The UFC PPV Schedule for 2026 alternates major pay-per-view events with Fight Night cards. Most Fight Night shows run at the Meta APEX in Las Vegas. The UFC typically holds 12 to 15 PPV events per year alongside 20 to 25 Fight Night cards staged globally, including international stops in Europe, Asia, and Australia.
How much do UFC Fight Night bonuses pay?
Performance of the Night and the shared bout award each pay $50,000 per fighter. When a bout earns the shared award, both competitors collect $50,000 — not a divided sum. The UFC can also issue discretionary bonuses beyond the standard four awards per event, though those are rare and typically reserved for exceptional circumstances.
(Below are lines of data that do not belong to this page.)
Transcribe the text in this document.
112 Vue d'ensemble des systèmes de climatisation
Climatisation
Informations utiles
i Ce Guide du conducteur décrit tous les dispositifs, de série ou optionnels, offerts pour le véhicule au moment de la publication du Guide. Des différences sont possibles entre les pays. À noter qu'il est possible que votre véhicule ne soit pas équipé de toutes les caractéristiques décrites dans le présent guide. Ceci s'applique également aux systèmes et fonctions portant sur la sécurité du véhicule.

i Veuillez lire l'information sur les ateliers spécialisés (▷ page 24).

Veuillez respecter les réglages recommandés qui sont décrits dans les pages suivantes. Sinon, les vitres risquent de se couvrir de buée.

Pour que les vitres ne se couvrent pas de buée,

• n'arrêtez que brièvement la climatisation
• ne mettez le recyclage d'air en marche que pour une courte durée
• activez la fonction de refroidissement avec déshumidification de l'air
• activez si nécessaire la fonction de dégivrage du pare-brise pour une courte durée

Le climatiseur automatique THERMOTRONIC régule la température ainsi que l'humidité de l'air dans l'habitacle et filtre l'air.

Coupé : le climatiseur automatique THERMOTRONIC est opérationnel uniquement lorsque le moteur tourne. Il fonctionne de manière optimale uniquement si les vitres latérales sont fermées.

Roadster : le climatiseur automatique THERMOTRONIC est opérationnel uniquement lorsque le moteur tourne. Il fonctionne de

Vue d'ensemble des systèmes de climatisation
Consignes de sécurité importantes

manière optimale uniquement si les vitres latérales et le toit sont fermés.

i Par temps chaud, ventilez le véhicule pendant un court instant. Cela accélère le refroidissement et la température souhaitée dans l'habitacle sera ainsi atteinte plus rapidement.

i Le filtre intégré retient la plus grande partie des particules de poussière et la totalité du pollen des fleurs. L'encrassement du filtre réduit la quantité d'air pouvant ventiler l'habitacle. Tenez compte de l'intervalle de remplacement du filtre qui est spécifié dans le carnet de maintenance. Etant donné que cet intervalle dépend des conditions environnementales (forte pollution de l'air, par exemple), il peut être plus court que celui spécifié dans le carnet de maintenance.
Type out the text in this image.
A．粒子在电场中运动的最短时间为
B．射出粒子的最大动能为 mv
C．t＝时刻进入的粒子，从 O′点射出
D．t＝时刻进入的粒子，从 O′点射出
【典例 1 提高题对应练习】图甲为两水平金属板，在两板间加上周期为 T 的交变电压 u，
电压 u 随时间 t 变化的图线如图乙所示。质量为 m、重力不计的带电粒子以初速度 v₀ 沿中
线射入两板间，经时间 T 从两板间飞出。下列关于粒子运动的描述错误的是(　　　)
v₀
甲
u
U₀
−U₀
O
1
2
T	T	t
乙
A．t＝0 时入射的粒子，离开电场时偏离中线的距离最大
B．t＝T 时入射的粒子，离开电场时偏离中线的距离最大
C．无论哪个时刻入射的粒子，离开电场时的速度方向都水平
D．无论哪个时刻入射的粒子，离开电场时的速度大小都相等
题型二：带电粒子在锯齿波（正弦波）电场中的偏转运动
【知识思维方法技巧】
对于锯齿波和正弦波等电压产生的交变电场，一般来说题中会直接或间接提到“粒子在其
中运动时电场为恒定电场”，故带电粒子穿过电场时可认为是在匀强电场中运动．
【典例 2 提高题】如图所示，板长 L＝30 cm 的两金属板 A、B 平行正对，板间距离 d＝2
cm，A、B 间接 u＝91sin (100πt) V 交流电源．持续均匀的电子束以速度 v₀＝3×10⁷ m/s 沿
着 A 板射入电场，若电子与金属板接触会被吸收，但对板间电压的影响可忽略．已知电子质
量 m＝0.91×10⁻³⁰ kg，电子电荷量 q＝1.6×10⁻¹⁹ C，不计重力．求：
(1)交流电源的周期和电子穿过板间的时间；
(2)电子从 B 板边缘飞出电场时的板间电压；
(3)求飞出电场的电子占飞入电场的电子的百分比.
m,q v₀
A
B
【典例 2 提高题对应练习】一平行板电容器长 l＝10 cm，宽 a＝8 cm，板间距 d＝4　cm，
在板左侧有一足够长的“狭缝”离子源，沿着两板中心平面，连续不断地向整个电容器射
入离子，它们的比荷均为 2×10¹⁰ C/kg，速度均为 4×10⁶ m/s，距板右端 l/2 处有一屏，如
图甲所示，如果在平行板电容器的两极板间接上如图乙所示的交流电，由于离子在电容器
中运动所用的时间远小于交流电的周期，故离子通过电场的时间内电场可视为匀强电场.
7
Who is Tommy McMillen in the UFC?
Tommy McMillen is a featherweight who competed at the April 4, 2026 card at the Meta APEX. He stopped Manolo Zecchini of Italy in the first round and shared bonus honors. UFC post-event language framed his result as meeting pre-fight expectations — phrasing the promotion typically reserves for fighters who entered with genuine promotional backing or social media traction before their bout.
Where is the Meta APEX and why does the UFC use it?
The Meta APEX is the UFC’s dedicated production facility in Las Vegas, Nevada. The promotion uses it for Fight Night events because it cuts production costs compared to full arena shows. Its compact layout seats a smaller crowd, which tends to create a louder atmosphere — a factor that fighters and broadcast teams have noted across multiple 2026 cards. The venue also allows the UFC to air events on ESPN and ESPN+ without the overhead of a ticketed arena.
What weight class does Renato Moicano compete in?
Moicano has competed at both featherweight (145 lbs) and lightweight (155 lbs) during his UFC tenure. His April 4 headliner against Duncan was held at lightweight. At 155 pounds, Moicano has recorded multiple submission victories, and his ground game gives him a stylistic edge against opponents who prefer striking exchanges at distance.